With the Super Bowl right around the corner, I thought it was time I shared some party food! In my version of this classic dip I stuck with the basics, but made sure to add in lots of lettuce and grated my own cheese rather than using the pre-shredded stuff to avoid additives. I opted for whole black beans rather than refried beans because they're a little easier to make and also add a different texture. Pinto beans would be good too. I skipped the traditional black olives because we are not fans at my house, but feel free to add those if you like them. :) If I made this in the summer I'd also toss on some fresh tomatoes.

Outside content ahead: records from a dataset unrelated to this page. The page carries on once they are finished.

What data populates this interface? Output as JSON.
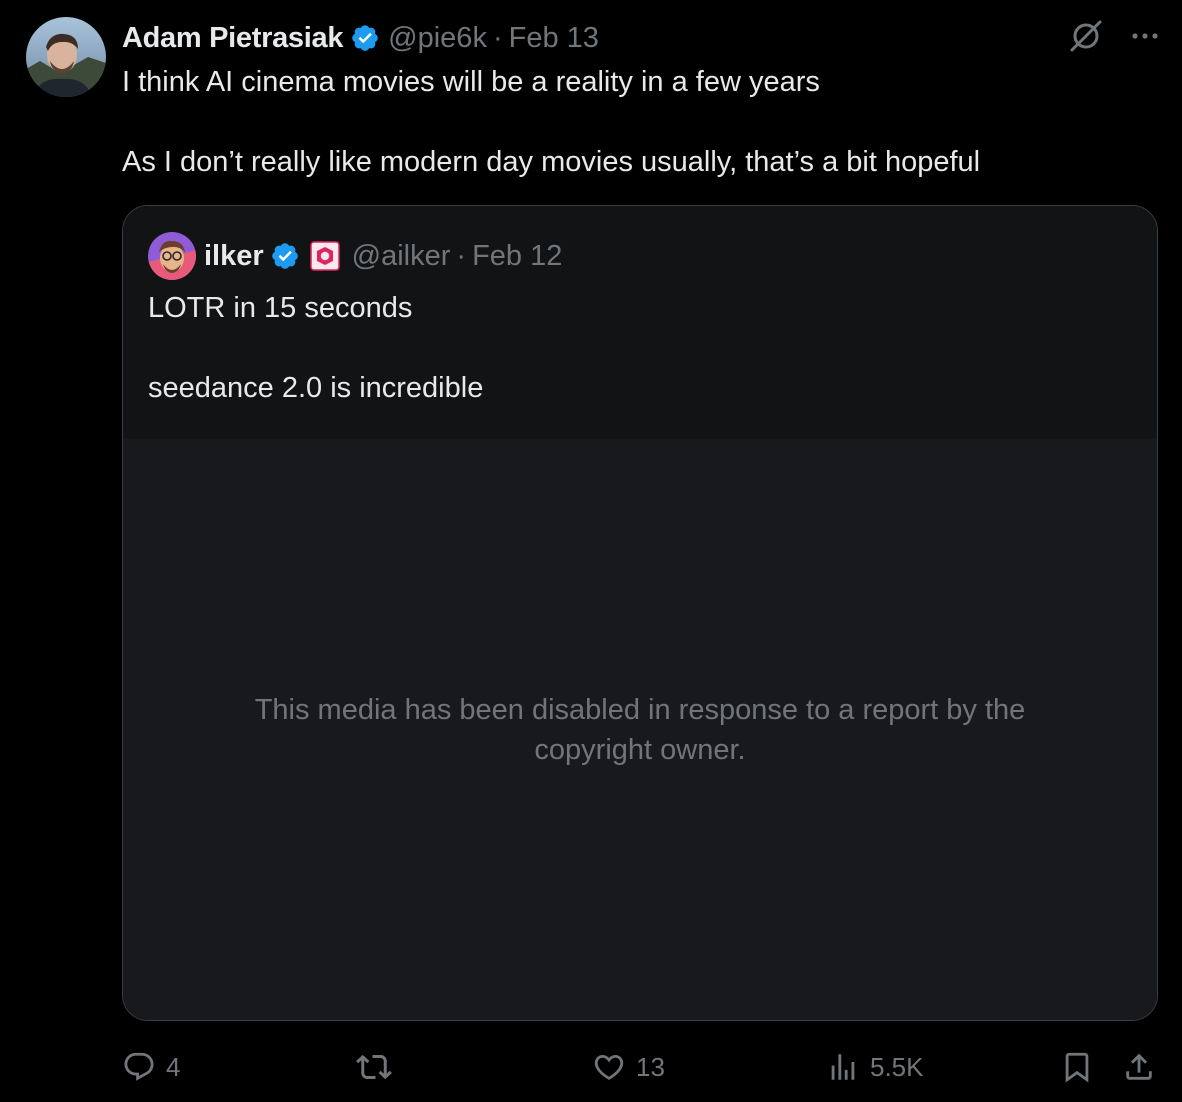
{
  "tweet": {
    "author_name": "Adam Pietrasiak",
    "handle": "@pie6k",
    "separator": "·",
    "date": "Feb 13",
    "text_lines": [
      "I think AI cinema movies will be a reality in a few years",
      "As I don’t really like modern day movies usually, that’s a bit hopeful"
    ]
  },
  "quote": {
    "author_name": "ilker",
    "handle": "@ailker",
    "separator": "·",
    "date": "Feb 12",
    "text_lines": [
      "LOTR in 15 seconds",
      "seedance 2.0 is incredible"
    ],
    "media_notice": "This media has been disabled in response to a report by the copyright owner."
  },
  "actions": {
    "replies": "4",
    "reposts": "",
    "likes": "13",
    "views": "5.5K"
  },
  "colors": {
    "background": "#000000",
    "text_primary": "#e7e9ea",
    "text_secondary": "#71767b",
    "verified_blue": "#1d9bf0",
    "quote_border": "#3a3d41",
    "media_bg": "#18191d"
  },
  "icons": [
    "verified-badge-icon",
    "grok-icon",
    "more-icon",
    "affiliate-badge-icon",
    "reply-icon",
    "repost-icon",
    "like-icon",
    "views-icon",
    "bookmark-icon",
    "share-icon"
  ]
}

We're eating ours with the Garden of Eatin' No Salt Added Blue Corn Tortilla Chips.
Seven Layer Taco Dip
2.5 cups guacamole (1 batch of the recipe linked)
2 cups sour cream
2 cups salsa
1.5 cups cooked black beans
1 tablespoon homemade taco seasoning
4 cups chopped romaine lettuce (about 1 medium head)
8 oz cheddar cheese, shredded
1 bunch scallions (6-7 scallions), chopped
- Layer ingredients in a clear 9 x 13 baking dish in this order: guacamole, sour cream, salsa, black beans, taco seasoning, romaine lettuce, cheese, and scallions. Refrigerate until serving time. Serve with your favorite tortilla chips.